The comments came after it was reported that Russian troops had, in fact, entered the city in the Kharkiv region on Wednesday for the first time since they fled in September 2022. The city is an important railway hub with a pre-war population of 26,000.
The city, now just 1.5 miles from the front line, has been under constant shelling and the population has dwindled to just 3,000 people, who have been urged to evacuate, the head of the Kupyansk City Military Administration, Andriy Besedin, told Reuters.
Russian troops took the city in the early days of the full-scale invasion in February 2022 but were pushed out during a sweeping Ukrainian counteroffensive seven months later, which is still regarded as one of Kyiv’s greatest military successes of the nearly three-year conflict.
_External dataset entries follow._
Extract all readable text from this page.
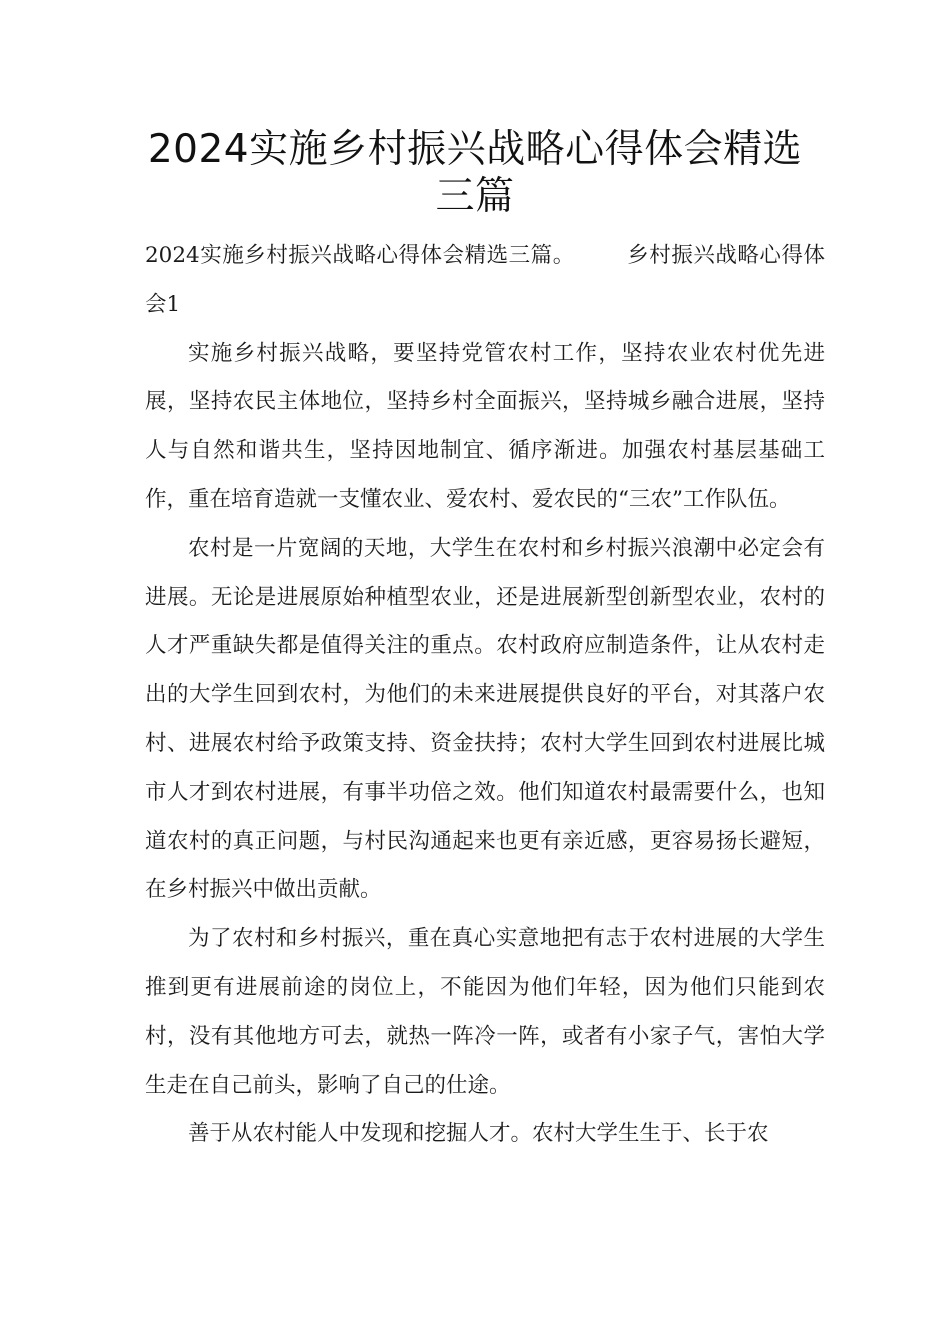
2024实施乡村振兴战略心得体会精选三篇

2024实施乡村振兴战略心得体会精选三篇。 乡村振兴战略心得体会1

实施乡村振兴战略，要坚持党管农村工作，坚持农业农村优先进展，坚持农民主体地位，坚持乡村全面振兴，坚持城乡融合进展，坚持人与自然和谐共生，坚持因地制宜、循序渐进。加强农村基层基础工作，重在培育造就一支懂农业、爱农村、爱农民的“三农”工作队伍。

农村是一片宽阔的天地，大学生在农村和乡村振兴浪潮中必定会有进展。无论是进展原始种植型农业，还是进展新型创新型农业，农村的人才严重缺失都是值得关注的重点。农村政府应制造条件，让从农村走出的大学生回到农村，为他们的未来进展提供良好的平台，对其落户农村、进展农村给予政策支持、资金扶持；农村大学生回到农村进展比城市人才到农村进展，有事半功倍之效。他们知道农村最需要什么，也知道农村的真正问题，与村民沟通起来也更有亲近感，更容易扬长避短，在乡村振兴中做出贡献。

为了农村和乡村振兴，重在真心实意地把有志于农村进展的大学生推到更有进展前途的岗位上，不能因为他们年轻，因为他们只能到农村，没有其他地方可去，就热一阵冷一阵，或者有小家子气，害怕大学生走在自己前头，影响了自己的仕途。

善于从农村能人中发现和挖掘人才。农村大学生生于、长于农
On Wednesday, Moscow’s forces, including soldiers disguised as Ukrainian troops, attacked in four waves but were repelled from the city, Ukraine’s general staff said.
“They partially entered the suburbs, the industrial zone, and were destroyed by our troops,” Mr Besedin said.
“There were assault actions using heavy armoured vehicles, there were attempts to bring in infantry.”
A map updated daily by Ukrainian war monitor DeepState, known to have close ties to the defence ministry, appears to corroborate these claims.
It shows the entire city under Ukrainian control with Russian forces pushing towards its northern outskirts.
Russia’s military has not commented on the Kupiansk front, but Vitaly Ganchev, a Moscow-installed official, said Russian forces were gaining a foothold on Kupiansk’s outskirts.
Ukraine’s outnumbered troops have been losing ground in the east for months, while trying to hold the line against what Kyiv says is a 50,000-strong force in Russia’s Kursk region nearby. Ukraine says Russia also plans to launch a push in the southeast soon.
The Kupiansk thrust, involving 15 pieces of hardware such as tanks and armoured combat vehicles, according to Ukraine’s general staff, was an attempt to expand offensive operations on a sprawling more-than-800-mile front, president Volodymyr Zelensky said.
The Russian attack looked opportunistic and Kyiv appeared to have isolated and destroyed most of the Russian forces that penetrated the outskirts of Kupiansk, Pasi Paroinen, a military analyst with the Black Bird Group, said.
“However, a penetration like that certainly signals confusion and weakness in Ukrainian defences in that area, which could prompt the local Russian commanders to increase their efforts to squeeze or cut off the Ukrainian salient,” he added.
He said the coming days would likely indicate whether the Kremlin were going to react to this by ramping up their attacks there.
Russian attacks in Kupiansk, as well as the counterattack in Kursk and sweeping advances in the eastern Donetsk region along multiple fronts, were already of significant concern to Ukraine and its backers.
But US president-elect Donald Trump’s comprehensive victory last week has brought into sharp relief the cost of territorial losses as his advisors confirmed the incoming leader is intent on ending the war, possibly by demanding a freeze of the frontline.
Michael Waltz, Mr Trump’s nominee for the White House’s national security advisor, told Voice of America after a meeting with the president-elect: “The president clearly expressed that he wishes to bring both sides to the negotiating table. He is focused on ending the war, not its continuation.”
But both Russian officials and Ukrainian lawmakers appear opposed to the idea of a frozen frontline.
Russian foreign minister Sergei Lavrov described the prospect of a ceasefire as “even worse” than previous agreements in 2014 and 2015, which temporarily put a halt to fighting after Moscow’s initial invasion of Ukraine a decade ago.
Kira Rudik, meanwhile, a Ukrainian opposition leader, said if Ukraine stopped fighting, it would be overrun by Russia.